Le traditionnel « bain démarré », un rituel traditionnel pour bien commencer l’année, s’est exporté à Paris, grâce à l’initiative du groupe à peaux Choukaj Mas. Le groupe avait donné rendez-vous aux participants, dimanche (4 janvier), entre le Parc de la Villette et Pantin.
Encens, fouets, percussions, ils étaient une petite cinquantaine, en majorité des Guadeloupéens, à se rassembler autour du canal de l’Ourcq.
À l'issue d'un déboulé dans le parc de la Villette et sur les quais, les offrandes ont été déposées dans l’eau. Les précisions de Samuel Fereol, l'un des organisateurs de l’événement, et porte-parole du groupe Choukage Mas :
Dans les offrandes, on a tout ce qui est fruit, légumes. Il y a même une bouteille de rhum. C'est essentiellement ce dont on a besoin pour se purifier, laisser derrière nous toutes les ondes négatives de l'année 2025, pour repartir sur un bon pied pour 2026. On ne connaît pas l'avenir, mais on espère continuer à prospérer, avoir une bonne santé pour nous et nos familles.
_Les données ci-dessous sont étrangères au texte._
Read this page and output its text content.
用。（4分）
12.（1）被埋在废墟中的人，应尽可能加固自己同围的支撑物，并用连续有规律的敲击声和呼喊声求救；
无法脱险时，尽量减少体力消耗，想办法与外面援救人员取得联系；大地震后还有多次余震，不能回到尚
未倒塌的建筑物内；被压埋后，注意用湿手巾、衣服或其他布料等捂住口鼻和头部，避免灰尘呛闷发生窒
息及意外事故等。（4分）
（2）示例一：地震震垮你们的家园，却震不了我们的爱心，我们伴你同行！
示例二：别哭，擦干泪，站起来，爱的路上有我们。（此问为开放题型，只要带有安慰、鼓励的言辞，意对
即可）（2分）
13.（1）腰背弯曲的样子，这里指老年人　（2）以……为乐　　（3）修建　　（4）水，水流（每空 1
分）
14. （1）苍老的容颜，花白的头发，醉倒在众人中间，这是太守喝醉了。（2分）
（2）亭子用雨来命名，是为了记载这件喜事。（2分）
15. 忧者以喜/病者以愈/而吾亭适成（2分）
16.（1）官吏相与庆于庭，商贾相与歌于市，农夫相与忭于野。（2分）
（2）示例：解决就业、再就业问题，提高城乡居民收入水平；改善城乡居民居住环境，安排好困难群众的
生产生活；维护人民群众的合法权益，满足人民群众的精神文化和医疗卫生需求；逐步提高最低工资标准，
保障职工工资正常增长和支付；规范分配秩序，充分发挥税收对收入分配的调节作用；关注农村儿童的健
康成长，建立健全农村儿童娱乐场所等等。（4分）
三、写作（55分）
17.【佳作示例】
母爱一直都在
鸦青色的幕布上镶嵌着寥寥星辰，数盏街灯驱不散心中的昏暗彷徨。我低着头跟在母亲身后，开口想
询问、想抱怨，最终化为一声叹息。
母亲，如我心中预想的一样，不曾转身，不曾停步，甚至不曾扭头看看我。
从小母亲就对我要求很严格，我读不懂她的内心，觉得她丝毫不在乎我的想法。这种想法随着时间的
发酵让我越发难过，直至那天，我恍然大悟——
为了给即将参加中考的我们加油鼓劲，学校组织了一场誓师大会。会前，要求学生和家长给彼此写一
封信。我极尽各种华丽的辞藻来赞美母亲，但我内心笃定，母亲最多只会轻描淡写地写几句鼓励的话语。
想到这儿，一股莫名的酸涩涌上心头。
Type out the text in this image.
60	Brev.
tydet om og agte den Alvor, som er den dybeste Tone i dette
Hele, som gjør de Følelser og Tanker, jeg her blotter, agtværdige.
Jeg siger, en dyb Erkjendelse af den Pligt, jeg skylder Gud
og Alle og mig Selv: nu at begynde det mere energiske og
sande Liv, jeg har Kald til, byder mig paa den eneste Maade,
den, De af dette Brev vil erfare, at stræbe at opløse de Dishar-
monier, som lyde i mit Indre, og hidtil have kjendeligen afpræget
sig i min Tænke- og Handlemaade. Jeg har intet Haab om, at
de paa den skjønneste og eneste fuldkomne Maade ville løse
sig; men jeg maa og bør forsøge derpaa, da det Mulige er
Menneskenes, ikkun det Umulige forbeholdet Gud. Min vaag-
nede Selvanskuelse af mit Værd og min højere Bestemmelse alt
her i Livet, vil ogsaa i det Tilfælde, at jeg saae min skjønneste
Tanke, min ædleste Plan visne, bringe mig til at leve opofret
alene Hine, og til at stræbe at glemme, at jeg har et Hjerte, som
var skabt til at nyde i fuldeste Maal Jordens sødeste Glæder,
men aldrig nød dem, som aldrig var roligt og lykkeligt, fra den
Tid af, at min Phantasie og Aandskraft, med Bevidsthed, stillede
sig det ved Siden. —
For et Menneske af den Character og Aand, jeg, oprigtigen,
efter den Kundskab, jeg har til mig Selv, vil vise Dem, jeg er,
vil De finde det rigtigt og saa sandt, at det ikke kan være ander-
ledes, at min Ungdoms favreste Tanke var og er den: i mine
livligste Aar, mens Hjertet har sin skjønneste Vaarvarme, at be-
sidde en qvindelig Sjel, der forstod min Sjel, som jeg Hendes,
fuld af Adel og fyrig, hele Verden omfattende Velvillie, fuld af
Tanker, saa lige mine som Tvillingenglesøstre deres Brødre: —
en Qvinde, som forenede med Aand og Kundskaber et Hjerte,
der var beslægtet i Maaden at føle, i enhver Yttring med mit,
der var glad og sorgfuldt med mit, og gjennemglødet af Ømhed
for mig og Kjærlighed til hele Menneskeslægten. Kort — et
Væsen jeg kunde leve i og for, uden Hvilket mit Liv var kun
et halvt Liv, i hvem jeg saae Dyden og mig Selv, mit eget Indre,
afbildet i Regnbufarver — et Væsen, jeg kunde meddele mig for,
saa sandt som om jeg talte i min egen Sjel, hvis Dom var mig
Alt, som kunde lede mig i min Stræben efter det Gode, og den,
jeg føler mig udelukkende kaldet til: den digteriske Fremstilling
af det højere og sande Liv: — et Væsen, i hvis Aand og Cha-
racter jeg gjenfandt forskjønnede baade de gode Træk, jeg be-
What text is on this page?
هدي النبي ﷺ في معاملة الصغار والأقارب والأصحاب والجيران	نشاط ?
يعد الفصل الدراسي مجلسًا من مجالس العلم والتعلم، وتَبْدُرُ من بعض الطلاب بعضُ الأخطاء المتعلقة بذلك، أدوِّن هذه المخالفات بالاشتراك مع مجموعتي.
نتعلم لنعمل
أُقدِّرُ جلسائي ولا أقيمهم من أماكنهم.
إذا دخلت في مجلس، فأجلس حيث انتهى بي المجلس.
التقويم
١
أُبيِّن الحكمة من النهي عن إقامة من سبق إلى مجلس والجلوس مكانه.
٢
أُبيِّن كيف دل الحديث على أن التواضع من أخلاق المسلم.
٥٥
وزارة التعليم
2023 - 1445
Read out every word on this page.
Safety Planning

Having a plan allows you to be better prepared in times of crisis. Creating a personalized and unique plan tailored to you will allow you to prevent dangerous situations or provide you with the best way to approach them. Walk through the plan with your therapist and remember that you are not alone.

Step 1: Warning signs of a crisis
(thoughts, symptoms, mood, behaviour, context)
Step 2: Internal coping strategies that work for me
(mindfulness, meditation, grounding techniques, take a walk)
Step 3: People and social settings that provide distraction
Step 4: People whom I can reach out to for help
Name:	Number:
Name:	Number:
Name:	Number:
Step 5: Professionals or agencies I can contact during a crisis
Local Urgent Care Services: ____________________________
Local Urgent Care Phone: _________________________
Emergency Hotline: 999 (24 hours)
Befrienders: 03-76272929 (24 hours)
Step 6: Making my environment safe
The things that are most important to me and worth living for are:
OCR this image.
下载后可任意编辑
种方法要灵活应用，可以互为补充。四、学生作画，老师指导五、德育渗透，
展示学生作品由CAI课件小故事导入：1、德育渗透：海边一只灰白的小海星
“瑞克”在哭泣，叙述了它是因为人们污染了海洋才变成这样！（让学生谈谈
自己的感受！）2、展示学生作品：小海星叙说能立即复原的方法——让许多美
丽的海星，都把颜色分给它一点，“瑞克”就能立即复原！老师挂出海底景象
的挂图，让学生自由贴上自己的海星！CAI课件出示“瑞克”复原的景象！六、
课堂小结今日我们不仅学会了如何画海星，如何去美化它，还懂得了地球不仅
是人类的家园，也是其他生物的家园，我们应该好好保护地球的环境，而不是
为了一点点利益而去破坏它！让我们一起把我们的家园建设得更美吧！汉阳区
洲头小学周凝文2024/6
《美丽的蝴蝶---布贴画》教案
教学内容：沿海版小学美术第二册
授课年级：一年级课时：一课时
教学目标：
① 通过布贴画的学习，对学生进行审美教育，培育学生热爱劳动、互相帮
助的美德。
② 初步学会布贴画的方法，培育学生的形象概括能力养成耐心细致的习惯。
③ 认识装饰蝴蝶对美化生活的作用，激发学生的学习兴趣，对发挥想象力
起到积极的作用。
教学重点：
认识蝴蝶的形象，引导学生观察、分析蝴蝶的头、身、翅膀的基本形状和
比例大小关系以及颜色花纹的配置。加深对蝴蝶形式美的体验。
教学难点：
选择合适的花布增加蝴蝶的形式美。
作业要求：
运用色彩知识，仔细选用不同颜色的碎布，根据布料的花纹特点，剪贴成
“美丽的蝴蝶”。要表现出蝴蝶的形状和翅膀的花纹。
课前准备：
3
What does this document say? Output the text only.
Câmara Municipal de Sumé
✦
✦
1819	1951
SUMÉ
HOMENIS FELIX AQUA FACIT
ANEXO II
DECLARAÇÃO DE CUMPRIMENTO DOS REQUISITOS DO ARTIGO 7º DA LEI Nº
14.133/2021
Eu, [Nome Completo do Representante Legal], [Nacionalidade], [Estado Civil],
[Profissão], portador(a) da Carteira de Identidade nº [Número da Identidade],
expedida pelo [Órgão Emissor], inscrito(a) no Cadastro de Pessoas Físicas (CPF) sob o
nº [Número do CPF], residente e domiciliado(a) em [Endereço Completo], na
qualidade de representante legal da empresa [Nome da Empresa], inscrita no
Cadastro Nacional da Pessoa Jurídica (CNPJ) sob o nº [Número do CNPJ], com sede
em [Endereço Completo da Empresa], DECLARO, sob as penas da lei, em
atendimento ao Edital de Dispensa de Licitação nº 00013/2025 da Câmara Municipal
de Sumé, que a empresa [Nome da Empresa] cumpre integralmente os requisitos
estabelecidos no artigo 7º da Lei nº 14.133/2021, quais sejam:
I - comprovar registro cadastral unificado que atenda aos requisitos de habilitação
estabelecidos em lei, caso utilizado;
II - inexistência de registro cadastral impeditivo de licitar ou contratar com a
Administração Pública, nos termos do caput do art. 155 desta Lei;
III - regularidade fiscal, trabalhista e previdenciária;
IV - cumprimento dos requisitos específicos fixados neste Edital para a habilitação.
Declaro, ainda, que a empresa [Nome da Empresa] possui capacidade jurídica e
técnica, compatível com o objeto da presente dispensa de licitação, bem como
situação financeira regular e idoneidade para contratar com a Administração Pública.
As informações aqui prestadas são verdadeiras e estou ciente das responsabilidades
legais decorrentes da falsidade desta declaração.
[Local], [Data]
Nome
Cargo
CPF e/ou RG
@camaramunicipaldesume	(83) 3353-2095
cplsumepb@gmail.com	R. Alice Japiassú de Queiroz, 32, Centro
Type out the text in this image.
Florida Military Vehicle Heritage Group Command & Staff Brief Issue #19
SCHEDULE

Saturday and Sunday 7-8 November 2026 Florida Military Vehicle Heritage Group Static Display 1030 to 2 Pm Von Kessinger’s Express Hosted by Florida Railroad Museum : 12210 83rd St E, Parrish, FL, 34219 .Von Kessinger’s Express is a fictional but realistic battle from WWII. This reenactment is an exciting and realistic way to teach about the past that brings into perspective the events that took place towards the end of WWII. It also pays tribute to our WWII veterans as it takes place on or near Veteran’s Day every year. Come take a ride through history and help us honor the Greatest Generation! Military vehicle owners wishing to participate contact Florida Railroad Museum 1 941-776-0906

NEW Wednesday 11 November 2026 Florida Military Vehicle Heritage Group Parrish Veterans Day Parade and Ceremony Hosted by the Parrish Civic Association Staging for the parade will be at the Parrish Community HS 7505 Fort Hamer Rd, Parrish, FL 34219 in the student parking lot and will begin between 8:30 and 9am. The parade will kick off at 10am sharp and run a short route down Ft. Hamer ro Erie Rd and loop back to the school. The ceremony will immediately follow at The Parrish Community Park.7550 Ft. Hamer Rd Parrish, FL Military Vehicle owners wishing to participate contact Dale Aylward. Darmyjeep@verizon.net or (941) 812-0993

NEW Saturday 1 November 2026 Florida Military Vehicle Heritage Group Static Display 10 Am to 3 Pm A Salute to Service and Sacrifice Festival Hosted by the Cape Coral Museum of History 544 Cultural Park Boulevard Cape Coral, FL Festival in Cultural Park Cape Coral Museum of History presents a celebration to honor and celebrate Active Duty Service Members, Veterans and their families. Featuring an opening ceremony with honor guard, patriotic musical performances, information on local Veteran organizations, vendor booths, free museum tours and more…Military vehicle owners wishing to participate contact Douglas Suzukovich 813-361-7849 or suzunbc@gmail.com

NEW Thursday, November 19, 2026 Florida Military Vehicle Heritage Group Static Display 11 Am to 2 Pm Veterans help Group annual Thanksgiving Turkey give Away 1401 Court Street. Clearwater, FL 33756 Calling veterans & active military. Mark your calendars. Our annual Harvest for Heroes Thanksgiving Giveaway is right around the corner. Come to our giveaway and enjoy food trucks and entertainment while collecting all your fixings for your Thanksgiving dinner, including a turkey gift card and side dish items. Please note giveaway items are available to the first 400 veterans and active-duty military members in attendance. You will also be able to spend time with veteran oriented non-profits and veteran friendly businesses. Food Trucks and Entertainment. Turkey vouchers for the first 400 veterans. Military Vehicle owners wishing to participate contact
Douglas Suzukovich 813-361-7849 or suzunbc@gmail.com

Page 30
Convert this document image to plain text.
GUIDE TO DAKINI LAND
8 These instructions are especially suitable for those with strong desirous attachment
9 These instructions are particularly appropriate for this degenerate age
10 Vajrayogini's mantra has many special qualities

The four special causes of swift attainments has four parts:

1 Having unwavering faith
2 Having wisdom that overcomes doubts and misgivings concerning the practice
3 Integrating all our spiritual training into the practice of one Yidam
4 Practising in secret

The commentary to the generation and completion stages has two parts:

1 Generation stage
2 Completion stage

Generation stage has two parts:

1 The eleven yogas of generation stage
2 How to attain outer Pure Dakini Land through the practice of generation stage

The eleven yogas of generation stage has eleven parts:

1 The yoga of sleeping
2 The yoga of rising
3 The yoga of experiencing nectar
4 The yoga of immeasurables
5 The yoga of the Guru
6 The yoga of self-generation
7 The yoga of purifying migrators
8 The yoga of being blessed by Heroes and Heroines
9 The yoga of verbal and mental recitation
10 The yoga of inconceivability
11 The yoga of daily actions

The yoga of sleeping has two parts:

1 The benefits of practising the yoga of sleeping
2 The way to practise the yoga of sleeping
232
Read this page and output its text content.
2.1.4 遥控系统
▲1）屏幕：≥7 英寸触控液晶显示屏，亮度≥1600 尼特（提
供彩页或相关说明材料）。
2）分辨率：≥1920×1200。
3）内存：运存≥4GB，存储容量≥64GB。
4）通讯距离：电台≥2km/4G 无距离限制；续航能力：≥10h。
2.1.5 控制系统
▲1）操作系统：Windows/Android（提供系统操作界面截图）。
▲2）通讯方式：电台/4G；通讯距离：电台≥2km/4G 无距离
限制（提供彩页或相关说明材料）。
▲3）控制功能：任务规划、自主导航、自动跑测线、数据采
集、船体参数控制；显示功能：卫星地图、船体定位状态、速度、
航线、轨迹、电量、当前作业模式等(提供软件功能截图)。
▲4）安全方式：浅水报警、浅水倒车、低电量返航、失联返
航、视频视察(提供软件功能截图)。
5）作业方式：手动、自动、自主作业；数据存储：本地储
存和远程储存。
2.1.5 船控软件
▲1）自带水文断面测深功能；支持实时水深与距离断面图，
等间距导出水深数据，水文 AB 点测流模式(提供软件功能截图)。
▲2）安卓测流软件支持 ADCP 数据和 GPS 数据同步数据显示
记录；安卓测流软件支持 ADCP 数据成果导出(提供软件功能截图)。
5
Une cérémonie pour rendre hommage aux anciens
La tradition du bain démarré, c'est aussi l'occasion de rendre hommage aux ancêtres, notamment à Philippe Claudy Pipo, qui a contribué à la faire connaître aux Guadeloupéens de l'Hexagone. Pour Lulu, président du groupe Choukaj Mas, la transmission est justement essentielle :
C'est quelque chose de très important, parce qu'il faut qu'on puisse montrer que même dans l'Hexagone, nous sommes là aussi. Il ne faut pas oublier qu'on est Guadeloupéen avant tout. Ça permet aussi à la jeunesse qui est venue derrière, et qui cherche à s’initier aux traditions, de voir ça et de comprendre.
Un « bain démarré » qui a permis à tous, en dépit de la distance et des températures glaciales, de se sentir un peu plus proche des Antilles.